2024 02 02 IDLES Studio 104Et c’est fini ! 45 minutes seulement, et IDLES quittent la scène alors qu’il reste près de 10 minutes encore avant que la diffusion radio se termine. Décevant pour nous, inacceptable pour France Inter qui risque de se retrouver avec dix minutes de blanc sur ses ondes ! Assayas court derrière Talbot pour l’arrêter et lui demander de revenir jouer un rappel. « An ENCORE ? We never play ENCOREs, we hate ENCOREs ! » est la réponse qu’il reçoit, mais Talbot se laisse convaincre, conscient sans doute de nos hurlements (… de frustration). Il nous offre alors le choix : « Dancer or Mother ? ». Sans surprise, c’est Mother qui l’emporte à l’applaudimètre, ce qui nous vaudra au moins cinq minutes de plaisir simple, à brailler tous à pleins poumons : « Mother… Fucker ! ». C’est – évidemment – magique, mais on a encore l’impression que cette magie vient de nous plus que du groupe… qui nous abandonne donc avec un sentiment très, très mitigé.
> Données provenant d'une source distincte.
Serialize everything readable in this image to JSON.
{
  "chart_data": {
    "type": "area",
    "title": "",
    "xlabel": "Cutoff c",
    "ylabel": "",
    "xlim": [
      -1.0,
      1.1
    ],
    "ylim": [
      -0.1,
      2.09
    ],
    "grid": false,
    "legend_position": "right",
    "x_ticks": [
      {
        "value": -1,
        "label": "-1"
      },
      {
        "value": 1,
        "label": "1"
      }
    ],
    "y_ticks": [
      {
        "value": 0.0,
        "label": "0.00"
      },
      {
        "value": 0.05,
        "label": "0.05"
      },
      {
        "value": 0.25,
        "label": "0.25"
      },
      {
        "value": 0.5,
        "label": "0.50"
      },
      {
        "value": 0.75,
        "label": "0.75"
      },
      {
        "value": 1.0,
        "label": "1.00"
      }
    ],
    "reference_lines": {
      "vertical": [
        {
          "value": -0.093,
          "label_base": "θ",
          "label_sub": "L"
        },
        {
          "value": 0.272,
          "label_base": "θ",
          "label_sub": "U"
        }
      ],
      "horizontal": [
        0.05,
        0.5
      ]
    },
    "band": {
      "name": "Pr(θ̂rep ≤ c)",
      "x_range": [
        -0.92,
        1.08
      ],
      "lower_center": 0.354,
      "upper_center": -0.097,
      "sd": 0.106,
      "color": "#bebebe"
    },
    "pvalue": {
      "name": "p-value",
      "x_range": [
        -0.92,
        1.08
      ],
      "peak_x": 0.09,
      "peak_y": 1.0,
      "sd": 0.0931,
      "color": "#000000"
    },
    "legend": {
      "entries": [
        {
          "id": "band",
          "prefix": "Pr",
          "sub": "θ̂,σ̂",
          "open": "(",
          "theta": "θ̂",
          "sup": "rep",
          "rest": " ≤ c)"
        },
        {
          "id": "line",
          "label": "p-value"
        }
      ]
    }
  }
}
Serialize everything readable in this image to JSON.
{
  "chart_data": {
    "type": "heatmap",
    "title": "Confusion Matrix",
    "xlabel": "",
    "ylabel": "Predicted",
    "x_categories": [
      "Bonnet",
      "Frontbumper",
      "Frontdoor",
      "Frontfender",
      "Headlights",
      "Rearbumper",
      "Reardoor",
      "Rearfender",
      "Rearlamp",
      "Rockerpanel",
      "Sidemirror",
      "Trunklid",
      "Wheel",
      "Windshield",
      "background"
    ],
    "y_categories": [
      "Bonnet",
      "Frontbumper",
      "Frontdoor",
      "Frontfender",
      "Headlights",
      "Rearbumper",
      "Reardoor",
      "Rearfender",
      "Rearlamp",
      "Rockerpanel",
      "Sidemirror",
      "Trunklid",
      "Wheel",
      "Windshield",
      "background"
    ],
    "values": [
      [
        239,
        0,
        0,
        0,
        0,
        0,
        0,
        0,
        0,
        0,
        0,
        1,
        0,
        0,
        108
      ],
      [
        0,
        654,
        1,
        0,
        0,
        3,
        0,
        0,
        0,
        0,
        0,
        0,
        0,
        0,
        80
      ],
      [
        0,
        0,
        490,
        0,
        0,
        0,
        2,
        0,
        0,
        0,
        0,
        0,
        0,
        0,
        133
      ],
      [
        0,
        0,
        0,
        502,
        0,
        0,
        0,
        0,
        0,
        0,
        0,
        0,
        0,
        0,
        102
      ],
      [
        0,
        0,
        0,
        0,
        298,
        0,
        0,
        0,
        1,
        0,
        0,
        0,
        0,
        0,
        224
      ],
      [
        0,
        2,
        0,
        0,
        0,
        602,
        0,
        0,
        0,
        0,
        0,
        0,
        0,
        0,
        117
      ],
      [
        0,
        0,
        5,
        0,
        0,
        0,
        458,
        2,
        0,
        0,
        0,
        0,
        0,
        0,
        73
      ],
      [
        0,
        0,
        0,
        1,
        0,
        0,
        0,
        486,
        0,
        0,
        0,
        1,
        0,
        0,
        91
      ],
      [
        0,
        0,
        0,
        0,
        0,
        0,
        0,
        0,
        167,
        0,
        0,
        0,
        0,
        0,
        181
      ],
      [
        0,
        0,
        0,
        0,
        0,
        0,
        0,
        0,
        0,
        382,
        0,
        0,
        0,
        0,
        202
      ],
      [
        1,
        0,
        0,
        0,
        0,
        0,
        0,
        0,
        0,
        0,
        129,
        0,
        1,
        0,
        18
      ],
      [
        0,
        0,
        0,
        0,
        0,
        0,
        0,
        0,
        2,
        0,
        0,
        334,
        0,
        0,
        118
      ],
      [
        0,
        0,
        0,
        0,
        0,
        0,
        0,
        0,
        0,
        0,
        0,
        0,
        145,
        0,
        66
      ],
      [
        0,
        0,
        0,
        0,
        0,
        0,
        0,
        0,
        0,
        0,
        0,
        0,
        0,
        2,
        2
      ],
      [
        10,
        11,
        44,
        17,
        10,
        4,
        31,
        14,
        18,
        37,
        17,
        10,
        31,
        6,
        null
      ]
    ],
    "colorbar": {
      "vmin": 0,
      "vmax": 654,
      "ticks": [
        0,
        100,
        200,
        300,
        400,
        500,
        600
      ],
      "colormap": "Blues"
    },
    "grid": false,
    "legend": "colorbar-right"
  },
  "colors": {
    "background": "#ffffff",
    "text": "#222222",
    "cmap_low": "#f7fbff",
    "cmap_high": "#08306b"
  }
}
Avons-nous assisté au début de la fin d’un groupe naguère immense, qui a perdu le sens de sa musique, ou bien était-ce simplement l’une de ces mauvaises soirées où rien ne fonctionne vraiment ? Nous serons bien entendu au Zénith le 7 mars pour avoir la réponse à cette douloureuse question, en priant pour que ce concert raté ne soit rien d’autre qu’un concert raté.